The trajectories of mean HbA1c of the two groups separated since month 6 (p<0.05). The legacy effect of early intensification became apparent at year 1 (mean HbA1c, 7.62 percent vs 7.88 percent; p=0.001) and persisted for 6 years (mean HbA1c, 7.69 percent vs 8.21 percent; p=0.001). “In our study, the between-group HbA1c difference of 0.52 percent at 6 years was clinically meaningful, given the legacy effect of early glycaemic control on long-term complications as demonstrated in UKPDS,” noted the researchers.

“Conceptually, early attainment of normal glycaemia will reduce glucose exposure, glycaemic deterioration and progressive treatment escalation with increasingly complex regimens [eg, insulin],”

wrote the researchers. They therefore examined HbA1c variability score (HVS), defined as the percentage of HbA1c varying by ≥0.5 percent vs values in the preceding visit. Low HVS (<50 percent) was associated with a significantly lower rate of insulin requirement at 8 years (28.1 percent vs 60.8 percent; HR, 0.40; 95 percent CI, 0.33–0.50) vs high HVS (≥50 percent). The low HVS group with early DPP-4 inhibitor intensification showed a 70 percent risk reduction in insulin initiation at 8 years (23.5 percent vs 64.2 percent; HR, 0.30; 95 percent CI, 0.22–0.40; pinteraction=0.013) vs the high HVS group with late DPP-4 inhibitor intensification.

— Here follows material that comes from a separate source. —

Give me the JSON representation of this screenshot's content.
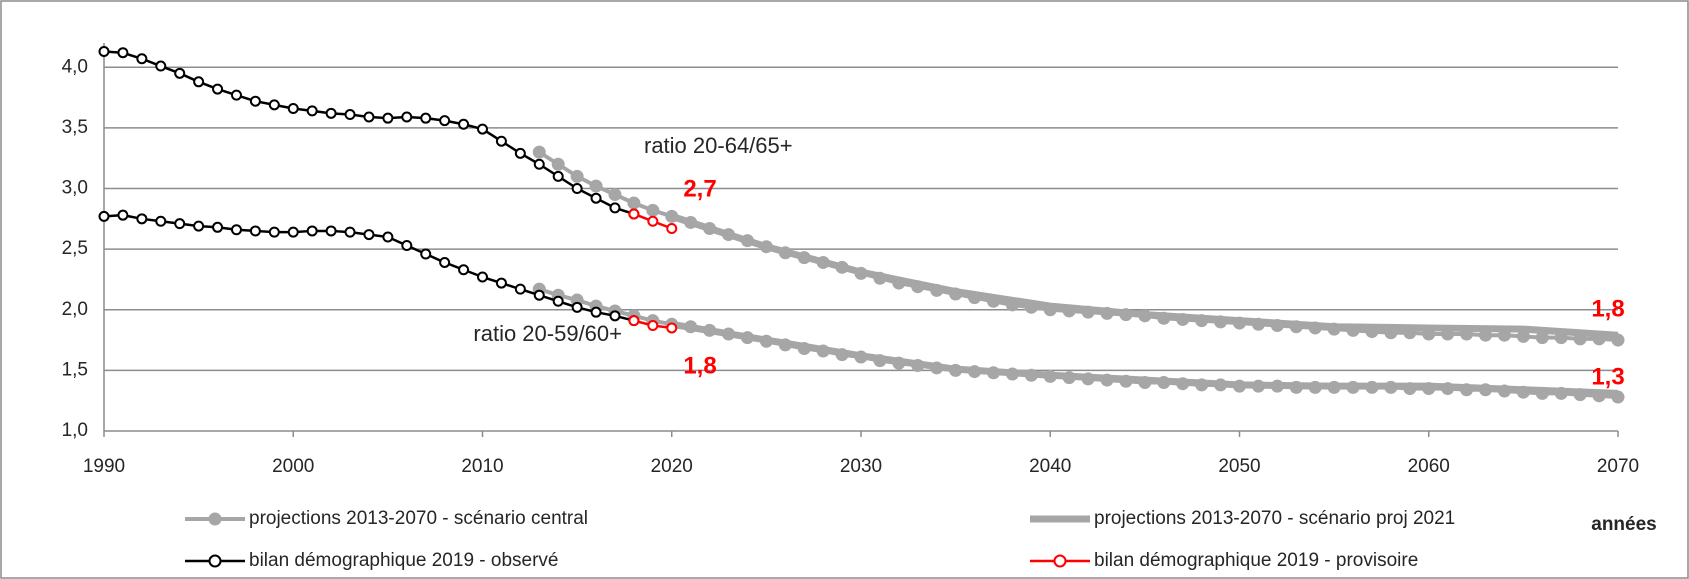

“Our results indicated that early DPP-4 inhibitor intensification within 2 years of T2D diagnosis could delay insulin initiation, which is partially explained by reduced glycaemic variability,” the researchers concluded. “Compared with other oral glucose‐lowering drugs, DPP-4 inhibitor intensification resulted in less glycaemic variability and a slower rate of decline in beta-cell function. This is especially relevant during the early stage of diabetes, when beta-cell function might be preserved,” they added.